I had a really, really lovely session with Therapist today. It’s two weeks since I’ve seen her, so there was a lot of positivity and excitement to catch up on. Normally I like to gloss over these things, I’m still intensely uncomfortable acknowledging the possibility that I might be doing something right, but she wasn’t letting me today. She sent me home with a challenge – watch the interview, really watch it – and see how I come across. According to her? Confident, capable, in control of what I’ve got, and a really good advocate for mental health. What I see? I make a lot of faces when I talk.
But here’s the thing. Over the course of the session we talked about the two huge opposites that I have going on – on the one hand, I’m incredibly guarded, reluctant to trust people, slow to talk about how I really feel and very much inclined to hide when I’m not well. On the other? Well on the other, I’m not afraid to go on national television and answer some impossibly direct questions about the most difficult aspects of my life. As she so wonderfully put it, ‘of all the things that are odd about you, that has to be the oddest’ (yes, I told her I’d have to use that line).
I’ve spent quite a bit of time thinking about this incongruence, because it has occurred to me more than once over the last 18 months since I’ve been blogging. How can I talk about the most challenging aspects of my life in public, and yet go into a session with Therapist and feel sick with anxiety? There are a few differences. When I blog, it’s from behind the safety of a screen.

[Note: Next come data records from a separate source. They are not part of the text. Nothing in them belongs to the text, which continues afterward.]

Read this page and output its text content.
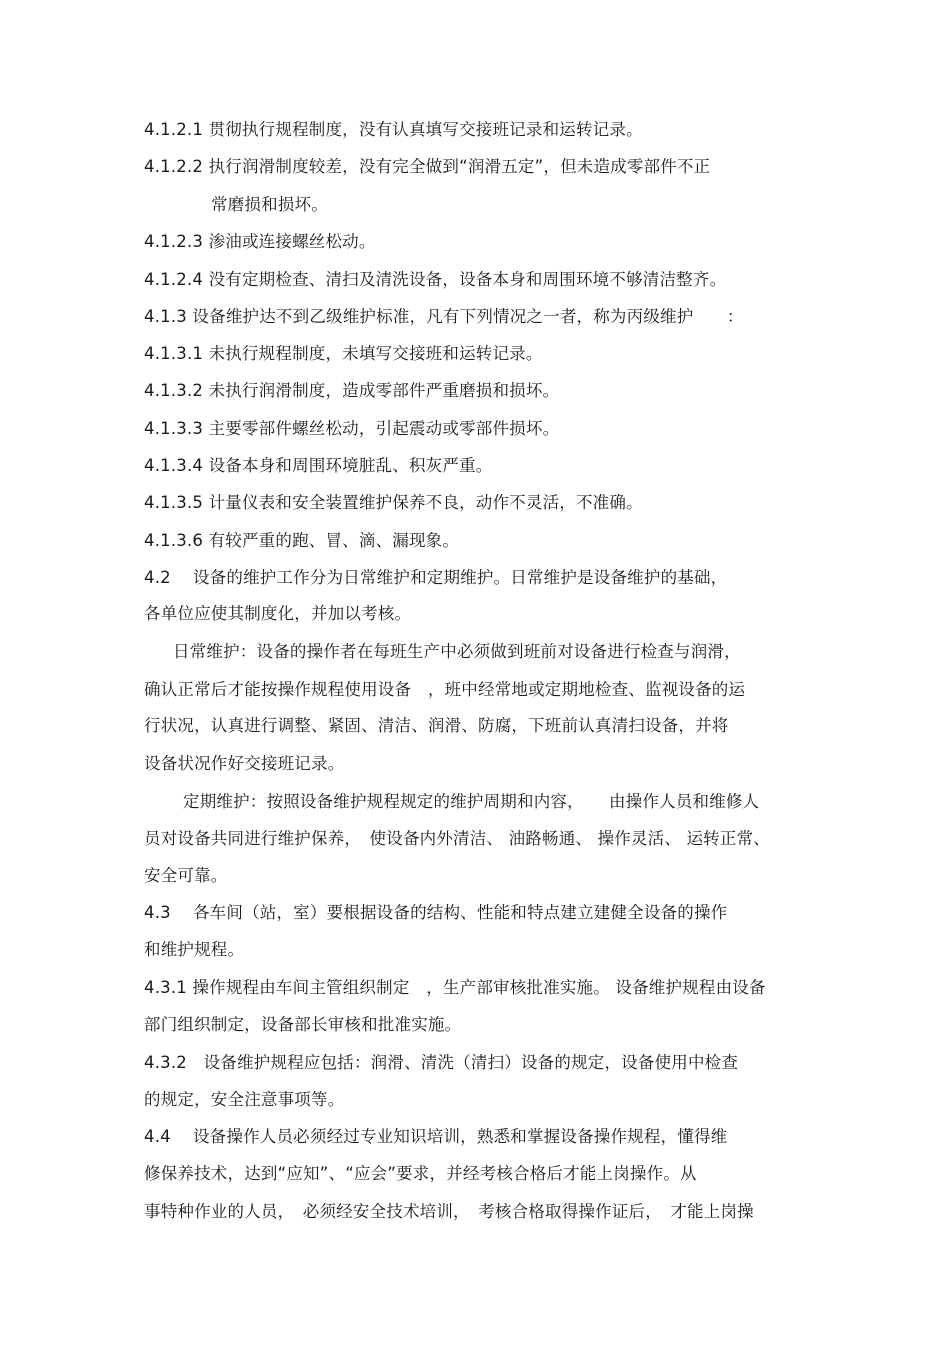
4.1.2.1 贯彻执行规程制度，没有认真填写交接班记录和运转记录。
4.1.2.2 执行润滑制度较差，没有完全做到“润滑五定”，但未造成零部件不正
常磨损和损坏。
4.1.2.3 渗油或连接螺丝松动。
4.1.2.4 没有定期检查、清扫及清洗设备，设备本身和周围环境不够清洁整齐。
4.1.3 设备维护达不到乙级维护标准，凡有下列情况之一者，称为丙级维护　　：
4.1.3.1 未执行规程制度，未填写交接班和运转记录。
4.1.3.2 未执行润滑制度，造成零部件严重磨损和损坏。
4.1.3.3 主要零部件螺丝松动，引起震动或零部件损坏。
4.1.3.4 设备本身和周围环境脏乱、积灰严重。
4.1.3.5 计量仪表和安全装置维护保养不良，动作不灵活，不准确。
4.1.3.6 有较严重的跑、冒、滴、漏现象。
4.2　 设备的维护工作分为日常维护和定期维护。日常维护是设备维护的基础，
各单位应使其制度化，并加以考核。
日常维护：设备的操作者在每班生产中必须做到班前对设备进行检查与润滑，
确认正常后才能按操作规程使用设备　，班中经常地或定期地检查、监视设备的运
行状况，认真进行调整、紧固、清洁、润滑、防腐，下班前认真清扫设备，并将
设备状况作好交接班记录。
定期维护：按照设备维护规程规定的维护周期和内容，　　由操作人员和维修人
员对设备共同进行维护保养，　使设备内外清洁、 油路畅通、 操作灵活、 运转正常、
安全可靠。
4.3　 各车间（站，室）要根据设备的结构、性能和特点建立建健全设备的操作
和维护规程。
4.3.1 操作规程由车间主管组织制定　，生产部审核批准实施。 设备维护规程由设备
部门组织制定，设备部长审核和批准实施。
4.3.2　设备维护规程应包括：润滑、清洗（清扫）设备的规定，设备使用中检查
的规定，安全注意事项等。
4.4　 设备操作人员必须经过专业知识培训，熟悉和掌握设备操作规程，懂得维
修保养技术，达到“应知”、“应会”要求，并经考核合格后才能上岗操作。从
事特种作业的人员，　必须经安全技术培训，　考核合格取得操作证后，　才能上岗操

I’m reasonably sure I’ve mentioned before that unless someone actively tells me they’ve read something, I assume they don’t know anything. So, while I might be putting difficult stuff out there, I’ve no clue who’s read it, and unless they want to talk about it, I won’t ever know. So there’s that. Public speaking? In a way, it’s almost as if I’m talking about someone else. It’s not like anyone listening can trip me up on getting my facts wrong, or misquoting stats. I am the stats. And again, unless someone is either in the room at the time, or tells me that they’ve seen an interview, I’ll assume they don’t know about it.
But also, I think a huge difference between answering a question posed by Therapist, and answering a question posed in an interview or during a presentation, is that Therapist is really, really listening to the answer, and encouraging me to think about it as well. I’m in the room with her, her focus is completely on me, and she’s watching for all those non-verbal tells I have that I still don’t know about. She also has a knack of asking really difficult questions, ones I may not have considered before, whereas chances are in any kind of public speaking, I’ll have set the ground rules and will know broadly what to expect. Is that what it comes back to? Control? Safety?
Either way, now’s not the time to think too much on it. Today felt like a celebration. Eighteen months ago, I was just out of hospital, a long way off going back to work, and barely able to function. Now? Well, you know about now. So, my little well done treat to me was a trip to Salthill after my session, alone, and an hour looking at the most stunning sunset I’ve seen in a long time. I may even have managed to feel a little proud of myself. Today, that’s enough.